The four mornings of teaching where hopeful and real. And accompanied by community worship, personal individual reflection time, team by team sharing, and then re-shuffling the deck to meet in small groups and pray. The four afternoons were free for community-building at the pool and ocean, and the evenings drew us back together to hear from leadership, have extended worship, see "family videos" our SEAM team has produced, and dream together towards the future. Our goal was to create a space where our colleagues met with God and with each other. That happened. What was unexpectedly beautiful for me was that God created a space in my own mom/leader heart of wonder and love, just seeing this group, hearing the stories, after the past years of injury and COVID isolations and barriers . . . being together was richer than ever.

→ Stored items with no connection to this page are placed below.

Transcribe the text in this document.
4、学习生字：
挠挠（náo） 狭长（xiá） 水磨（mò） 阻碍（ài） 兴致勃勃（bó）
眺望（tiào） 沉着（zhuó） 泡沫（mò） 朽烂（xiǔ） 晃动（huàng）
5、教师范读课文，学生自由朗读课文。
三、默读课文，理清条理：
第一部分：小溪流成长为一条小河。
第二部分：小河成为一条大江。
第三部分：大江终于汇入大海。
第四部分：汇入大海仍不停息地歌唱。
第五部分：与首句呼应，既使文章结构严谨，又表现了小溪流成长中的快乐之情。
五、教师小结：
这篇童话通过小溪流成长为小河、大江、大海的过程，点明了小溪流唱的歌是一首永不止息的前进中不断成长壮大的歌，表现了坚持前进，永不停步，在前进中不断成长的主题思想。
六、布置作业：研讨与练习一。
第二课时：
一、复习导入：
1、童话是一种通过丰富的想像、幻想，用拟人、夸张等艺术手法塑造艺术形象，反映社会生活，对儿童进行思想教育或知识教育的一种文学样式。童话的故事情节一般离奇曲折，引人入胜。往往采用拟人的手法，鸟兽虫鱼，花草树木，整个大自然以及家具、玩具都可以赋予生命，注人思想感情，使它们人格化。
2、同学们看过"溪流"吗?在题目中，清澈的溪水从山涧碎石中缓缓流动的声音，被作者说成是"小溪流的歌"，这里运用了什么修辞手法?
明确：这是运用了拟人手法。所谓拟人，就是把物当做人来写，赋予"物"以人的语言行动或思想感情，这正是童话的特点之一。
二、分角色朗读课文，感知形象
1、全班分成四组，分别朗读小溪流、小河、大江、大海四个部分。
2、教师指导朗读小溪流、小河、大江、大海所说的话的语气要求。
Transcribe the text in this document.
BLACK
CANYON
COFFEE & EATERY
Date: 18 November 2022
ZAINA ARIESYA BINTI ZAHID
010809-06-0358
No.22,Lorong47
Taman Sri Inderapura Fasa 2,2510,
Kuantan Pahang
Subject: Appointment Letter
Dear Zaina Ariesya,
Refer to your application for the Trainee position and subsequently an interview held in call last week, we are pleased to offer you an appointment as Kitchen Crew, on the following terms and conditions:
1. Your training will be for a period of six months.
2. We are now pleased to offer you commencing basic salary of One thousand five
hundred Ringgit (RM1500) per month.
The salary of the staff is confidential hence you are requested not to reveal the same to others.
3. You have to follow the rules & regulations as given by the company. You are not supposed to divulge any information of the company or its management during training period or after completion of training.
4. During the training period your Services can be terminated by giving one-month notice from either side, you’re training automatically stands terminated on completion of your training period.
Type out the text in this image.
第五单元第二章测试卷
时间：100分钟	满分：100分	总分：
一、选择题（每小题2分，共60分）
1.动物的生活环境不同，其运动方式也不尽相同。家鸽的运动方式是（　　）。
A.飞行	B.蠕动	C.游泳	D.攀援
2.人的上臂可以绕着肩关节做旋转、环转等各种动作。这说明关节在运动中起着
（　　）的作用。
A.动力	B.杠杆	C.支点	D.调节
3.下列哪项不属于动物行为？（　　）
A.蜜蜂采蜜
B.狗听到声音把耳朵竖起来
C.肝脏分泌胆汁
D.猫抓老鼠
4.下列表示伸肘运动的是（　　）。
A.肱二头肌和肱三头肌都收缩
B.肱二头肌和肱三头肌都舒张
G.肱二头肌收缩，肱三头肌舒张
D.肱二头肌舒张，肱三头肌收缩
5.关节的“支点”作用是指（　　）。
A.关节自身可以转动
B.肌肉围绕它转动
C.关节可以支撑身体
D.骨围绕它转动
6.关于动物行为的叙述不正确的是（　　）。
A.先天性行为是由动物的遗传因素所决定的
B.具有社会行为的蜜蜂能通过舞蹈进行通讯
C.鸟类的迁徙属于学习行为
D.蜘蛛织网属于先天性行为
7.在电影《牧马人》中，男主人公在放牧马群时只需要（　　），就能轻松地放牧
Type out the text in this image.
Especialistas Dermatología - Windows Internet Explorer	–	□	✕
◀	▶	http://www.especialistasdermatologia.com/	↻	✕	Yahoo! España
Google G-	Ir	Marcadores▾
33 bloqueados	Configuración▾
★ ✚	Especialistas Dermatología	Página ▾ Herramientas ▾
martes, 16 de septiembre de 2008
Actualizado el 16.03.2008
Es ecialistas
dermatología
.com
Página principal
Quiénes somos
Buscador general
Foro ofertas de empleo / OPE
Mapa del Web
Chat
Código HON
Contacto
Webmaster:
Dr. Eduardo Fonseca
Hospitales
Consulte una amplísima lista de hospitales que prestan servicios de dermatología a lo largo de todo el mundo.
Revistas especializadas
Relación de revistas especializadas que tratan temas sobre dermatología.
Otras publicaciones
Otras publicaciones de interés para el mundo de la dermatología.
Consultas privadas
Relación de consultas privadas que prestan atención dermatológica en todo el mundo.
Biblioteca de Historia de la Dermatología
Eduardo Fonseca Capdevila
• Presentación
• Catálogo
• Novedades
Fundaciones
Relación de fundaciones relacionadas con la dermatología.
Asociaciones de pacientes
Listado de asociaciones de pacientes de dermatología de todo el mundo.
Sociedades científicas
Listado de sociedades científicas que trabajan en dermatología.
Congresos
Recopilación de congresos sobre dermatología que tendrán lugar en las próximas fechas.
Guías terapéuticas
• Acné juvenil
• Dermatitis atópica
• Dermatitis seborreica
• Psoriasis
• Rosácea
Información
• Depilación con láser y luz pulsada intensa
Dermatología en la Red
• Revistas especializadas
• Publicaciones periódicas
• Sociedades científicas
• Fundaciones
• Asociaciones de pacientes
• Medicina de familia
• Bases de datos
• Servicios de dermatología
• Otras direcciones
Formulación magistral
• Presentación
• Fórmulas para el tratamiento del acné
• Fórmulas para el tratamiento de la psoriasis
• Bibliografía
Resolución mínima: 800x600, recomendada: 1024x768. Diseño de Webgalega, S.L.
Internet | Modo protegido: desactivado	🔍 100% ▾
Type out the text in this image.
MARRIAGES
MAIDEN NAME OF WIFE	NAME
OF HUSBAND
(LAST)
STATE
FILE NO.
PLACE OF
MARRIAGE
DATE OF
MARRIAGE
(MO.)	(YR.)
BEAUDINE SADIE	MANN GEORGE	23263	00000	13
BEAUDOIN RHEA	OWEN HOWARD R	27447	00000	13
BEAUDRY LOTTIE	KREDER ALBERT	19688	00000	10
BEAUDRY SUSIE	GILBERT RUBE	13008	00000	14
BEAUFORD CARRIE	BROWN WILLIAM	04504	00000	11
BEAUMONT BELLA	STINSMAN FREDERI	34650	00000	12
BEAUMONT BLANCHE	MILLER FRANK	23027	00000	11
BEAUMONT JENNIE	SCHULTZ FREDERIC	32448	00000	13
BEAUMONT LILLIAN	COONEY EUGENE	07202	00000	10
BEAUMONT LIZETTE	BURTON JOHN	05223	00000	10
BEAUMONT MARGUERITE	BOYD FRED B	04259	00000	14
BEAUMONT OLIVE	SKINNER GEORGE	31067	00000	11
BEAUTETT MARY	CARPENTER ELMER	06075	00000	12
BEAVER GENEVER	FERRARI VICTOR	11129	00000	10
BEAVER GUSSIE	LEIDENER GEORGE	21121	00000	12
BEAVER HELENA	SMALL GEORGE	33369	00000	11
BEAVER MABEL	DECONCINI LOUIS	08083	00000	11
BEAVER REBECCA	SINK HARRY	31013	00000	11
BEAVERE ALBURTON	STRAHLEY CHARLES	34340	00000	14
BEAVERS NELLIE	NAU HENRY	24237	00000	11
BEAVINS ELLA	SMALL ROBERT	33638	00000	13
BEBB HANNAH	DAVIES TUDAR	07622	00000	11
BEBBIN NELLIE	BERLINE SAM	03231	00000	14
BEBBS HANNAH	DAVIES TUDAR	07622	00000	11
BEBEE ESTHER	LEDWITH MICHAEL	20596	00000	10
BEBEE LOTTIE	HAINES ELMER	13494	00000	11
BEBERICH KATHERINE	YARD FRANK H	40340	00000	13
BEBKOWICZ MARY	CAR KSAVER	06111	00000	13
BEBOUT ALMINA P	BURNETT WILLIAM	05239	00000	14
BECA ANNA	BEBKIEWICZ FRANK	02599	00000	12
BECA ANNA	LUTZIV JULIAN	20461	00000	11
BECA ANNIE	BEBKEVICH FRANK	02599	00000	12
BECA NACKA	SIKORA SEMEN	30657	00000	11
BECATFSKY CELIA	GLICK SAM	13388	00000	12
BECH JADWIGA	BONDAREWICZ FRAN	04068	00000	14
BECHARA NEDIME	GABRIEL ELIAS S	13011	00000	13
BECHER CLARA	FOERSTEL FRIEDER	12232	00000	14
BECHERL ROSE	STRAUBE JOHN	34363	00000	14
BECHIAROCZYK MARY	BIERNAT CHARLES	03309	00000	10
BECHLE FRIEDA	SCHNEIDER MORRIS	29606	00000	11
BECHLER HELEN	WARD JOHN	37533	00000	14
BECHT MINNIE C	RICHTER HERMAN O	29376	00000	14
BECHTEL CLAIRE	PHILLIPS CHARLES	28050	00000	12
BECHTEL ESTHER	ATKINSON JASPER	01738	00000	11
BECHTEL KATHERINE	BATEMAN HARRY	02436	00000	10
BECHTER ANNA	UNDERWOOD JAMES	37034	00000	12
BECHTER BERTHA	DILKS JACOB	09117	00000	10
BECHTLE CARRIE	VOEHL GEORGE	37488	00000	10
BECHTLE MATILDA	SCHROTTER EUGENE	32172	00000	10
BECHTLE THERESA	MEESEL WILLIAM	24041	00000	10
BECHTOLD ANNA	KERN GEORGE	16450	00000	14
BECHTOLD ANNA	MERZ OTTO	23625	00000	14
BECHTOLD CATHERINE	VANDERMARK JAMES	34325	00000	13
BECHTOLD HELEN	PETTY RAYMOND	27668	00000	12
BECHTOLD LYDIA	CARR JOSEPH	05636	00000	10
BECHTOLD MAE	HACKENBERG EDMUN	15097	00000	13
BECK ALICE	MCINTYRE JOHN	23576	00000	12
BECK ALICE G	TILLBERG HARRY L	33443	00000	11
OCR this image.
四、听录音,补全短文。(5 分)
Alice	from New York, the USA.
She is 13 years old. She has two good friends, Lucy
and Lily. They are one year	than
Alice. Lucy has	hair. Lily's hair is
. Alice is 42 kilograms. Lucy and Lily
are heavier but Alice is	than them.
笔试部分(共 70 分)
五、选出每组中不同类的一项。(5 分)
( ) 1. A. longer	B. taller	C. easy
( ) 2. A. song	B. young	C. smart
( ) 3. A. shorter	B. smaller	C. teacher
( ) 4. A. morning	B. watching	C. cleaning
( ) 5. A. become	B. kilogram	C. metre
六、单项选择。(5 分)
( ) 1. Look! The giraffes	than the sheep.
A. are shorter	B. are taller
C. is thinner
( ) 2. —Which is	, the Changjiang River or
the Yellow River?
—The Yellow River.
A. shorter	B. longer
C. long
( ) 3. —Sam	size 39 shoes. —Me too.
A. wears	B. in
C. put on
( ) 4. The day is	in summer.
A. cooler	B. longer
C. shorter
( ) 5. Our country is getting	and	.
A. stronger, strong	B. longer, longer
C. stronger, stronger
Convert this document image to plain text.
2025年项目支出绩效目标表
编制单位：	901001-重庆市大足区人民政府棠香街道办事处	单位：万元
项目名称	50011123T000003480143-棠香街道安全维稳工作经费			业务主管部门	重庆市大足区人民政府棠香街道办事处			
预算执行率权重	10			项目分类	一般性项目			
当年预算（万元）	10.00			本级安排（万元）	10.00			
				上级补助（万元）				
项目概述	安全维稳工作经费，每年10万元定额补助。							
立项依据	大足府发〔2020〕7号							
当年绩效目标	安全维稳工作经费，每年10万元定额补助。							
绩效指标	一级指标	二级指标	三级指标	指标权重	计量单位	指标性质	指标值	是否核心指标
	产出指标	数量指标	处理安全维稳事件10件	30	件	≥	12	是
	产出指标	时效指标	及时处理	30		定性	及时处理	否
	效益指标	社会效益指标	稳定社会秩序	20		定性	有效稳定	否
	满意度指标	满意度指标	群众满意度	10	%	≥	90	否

So here we are post-retreat, back in Bundibugyo, back to countless email and zooms, back to loving from afar our Area and family in the States, back to holding up the good work started over more than 3 decades with less help and more administrative requirements. Back into a fast-moving current of working for the all-things-new good of the paradoxical kingdom of Jesus, where students from a marginal district win scholarships to university (our CSB kids took 7 of the 8 for our district!!) and we rent a huge bus to take all the seniors to see beyond Bundibugyo to Ugandan wonders of hydroelectricity generation, cattle breeding, cobalt mining, and the glorious animals of a national park. Back to a place that values prayers for the sheer miracle of living through the dangers of a dark night of malevolent evil, of daily reminders of sickness and poverty, loan sharks and injustice.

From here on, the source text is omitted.